The Art of Restlessness
We should feel the restlessness of a world that is awaiting redemption.
As I look back upon my life, I recognize that I grew up with just one dream. I wanted to live in a body that did not endure chronic pain. I wanted hospitals not to feel like my home. I wanted to no longer feel like I had to hide my hands in public. I wanted be a normal kid. I wanted just one day without wondering who might approach me and say, “I heard you’ve been in the hospital. You okay?”
Christians tend to preach against restlessness that comes with chronic illness. Even my closest friends have unintentionally cast my burdens to the side as they have told me to simply rest in the Lord. I have often heard that I am supposed to “give it to God and go to sleep.” I have been told that I should be more like Paul, boasting about my weaknesses because God’s grace is sufficient for me. I have received text messages that remind me to be content in all circumstances, knowing that I can do all things through Christ who gives me strength. I have been given cards that tell me not to be anxious or worried, but instead I should give my requests to God in prayer so that his peace will guard my heart and mind.

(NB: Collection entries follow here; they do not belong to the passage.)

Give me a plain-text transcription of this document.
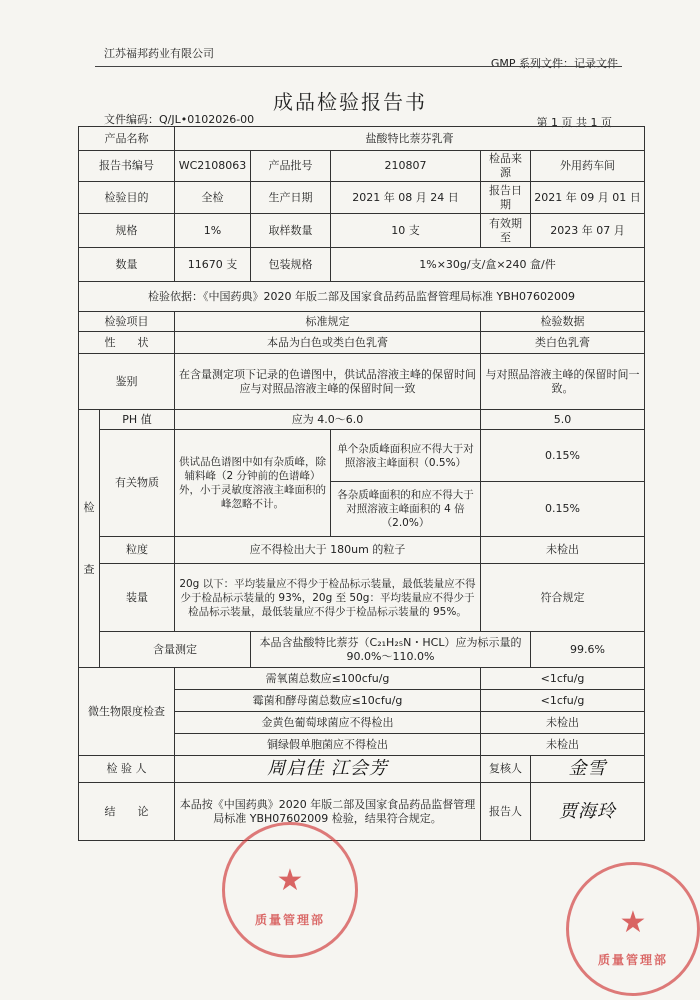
江苏福邦药业有限公司
GMP 系列文件：记录文件
成品检验报告书
文件编码：Q/JL•0102026-00	第 1 页 共 1 页
产品名称		盐酸特比萘芬乳膏				
报告书编号		WC2108063	产品批号	210807	检品来源	外用药车间
检验目的		全检	生产日期	2021 年 08 月 24 日	报告日期	2021 年 09 月 01 日
规格		1%	取样数量	10 支	有效期至	2023 年 07 月
数量		11670 支	包装规格	1%×30g/支/盒×240 盒/件		
检验依据：《中国药典》2020 年版二部及国家食品药品监督管理局标准 YBH07602009						
检验项目		标准规定			检验数据	
性　　状		本品为白色或类白色乳膏			类白色乳膏	
鉴别		在含量测定项下记录的色谱图中，供试品溶液主峰的保留时间应与对照品溶液主峰的保留时间一致			与对照品溶液主峰的保留时间一致。	

检
查	PH 值	应为 4.0～6.0			5.0	
	有关物质	供试品色谱图中如有杂质峰，除辅料峰（2 分钟前的色谱峰）外，小于灵敏度溶液主峰面积的峰忽略不计。		单个杂质峰面积应不得大于对照溶液主峰面积（0.5%）	0.15%	
				各杂质峰面积的和应不得大于对照溶液主峰面积的 4 倍（2.0%）	0.15%	
	粒度	应不得检出大于 180um 的粒子			未检出	
	装量	20g 以下：平均装量应不得少于检品标示装量，最低装量应不得少于检品标示装量的 93%，20g 至 50g：平均装量应不得少于检品标示装量，最低装量应不得少于检品标示装量的 95%。			符合规定	
	含量测定		本品含盐酸特比萘芬（C₂₁H₂₅N・HCL）应为标示量的 90.0%～110.0%			99.6%
微生物限度检查		需氧菌总数应≤100cfu/g			<1cfu/g	
		霉菌和酵母菌总数应≤10cfu/g			<1cfu/g	
		金黄色葡萄球菌应不得检出			未检出	
		铜绿假单胞菌应不得检出			未检出	
检 验 人		周启佳 江会芳			复核人	金雪
结　　论		本品按《中国药典》2020 年版二部及国家食品药品监督管理局标准 YBH07602009 检验，结果符合规定。			报告人	贾海玲
★
质量管理部	★
质量管理部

While battling my birth defect, these verses have been repeatedly shared with me in order to “help me cope” with the affliction. From my perspective, people use these verses to imply that resting in the Lord should overpower my body’s restlessness. And yet, I live in a body that is restlessly groaning for restoration. Even when my heart is filled with joy in the Lord, I still feel my body’s brokenness. My restlessness is a real symptom from this fallen world. In fact, I started writing these words at 2:00 a.m. because my birth defect would not let me physically rest.
Why do we preach against restlessness when we live in a restless, groaning world that is waiting for redemption?
We should feel the restlessness of a world that is awaiting redemption. We should feel the brokenness in the here-and-now as we groan for restoration. As a child, I prayed for God to heal me in the here-and-now, saving me from the grief and the groaning. Now, all I want is to learn how to grow in the midst of it.